The other option is to just continually take 0.02 – 0.03 grams per kilogram which put you at a reduced chance of getting side effects. However, it takes more time before you’ll see any differences in your weight and strength gains. Either option is fine so all it comes down to personal preference.
In addition, if you are thinking about pre or post-workout creatine supplementation, try to use it after your workout.
The best part about creatine is that it’s one of the cheapest supplements around and the strength gains stick around after you’ve stopped supplementing, meaning there’s no real reason not to take it.
Caffeine is the most consumed supplement available. Whether it’s a coffee, pre-workout, tablet or energy drink, caffeine is consumed by almost everyone in some form almost every single day.
Caffeine works by stopping the ATP in your mind from docking into its receptors. This means that there’s more energy floating around for you to use, giving you the effects of alertness and focus. As well as this, when ATP docks, it stops the neurotransmitter dopamine (the happy chemical) from docking due to its size. Yet, when caffeine takes the place of ATP, it leaves enough room for dopamine to connect with your brain and make you feel good. This is why you’ll normally feel a little bit of a mood boost after your morning coffee.
However, it’s important not to overdo caffeine as your body can build up a tolerance, making it harder and harder for you to feel any effect. A safe level to stick at is around 200 – 400 mg a day, although it does come down to personal preference.

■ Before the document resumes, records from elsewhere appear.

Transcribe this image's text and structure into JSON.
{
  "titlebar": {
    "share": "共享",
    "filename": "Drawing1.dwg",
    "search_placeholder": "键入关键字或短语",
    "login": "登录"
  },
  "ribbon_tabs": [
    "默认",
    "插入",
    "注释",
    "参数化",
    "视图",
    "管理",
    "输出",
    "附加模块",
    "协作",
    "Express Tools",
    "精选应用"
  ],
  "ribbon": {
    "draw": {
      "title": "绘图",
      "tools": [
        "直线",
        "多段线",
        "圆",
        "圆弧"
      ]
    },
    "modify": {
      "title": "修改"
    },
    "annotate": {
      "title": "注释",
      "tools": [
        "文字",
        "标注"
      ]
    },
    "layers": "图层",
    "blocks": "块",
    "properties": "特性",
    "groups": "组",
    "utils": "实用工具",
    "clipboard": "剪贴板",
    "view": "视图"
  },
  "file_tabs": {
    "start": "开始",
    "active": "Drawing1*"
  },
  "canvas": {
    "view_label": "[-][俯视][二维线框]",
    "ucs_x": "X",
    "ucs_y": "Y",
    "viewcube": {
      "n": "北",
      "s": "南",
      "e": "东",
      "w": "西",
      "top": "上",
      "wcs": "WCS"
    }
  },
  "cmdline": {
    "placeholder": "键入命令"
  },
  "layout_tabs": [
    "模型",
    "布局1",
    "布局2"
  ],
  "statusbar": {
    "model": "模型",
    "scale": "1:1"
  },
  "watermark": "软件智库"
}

Coffee is the most affordable of all the caffeine options. Despite many pre-workouts claiming to be the holy elixir for having the best workout of your life, by far the most effective ingredient is caffeine, so that you can get the majority of benefits from a black coffee. As well as this, pre-workouts can have many added ingredients which can not only negatively impact your health but also raise the price tag. Sometimes, when it comes to getting the best results, the simpler supplements are better.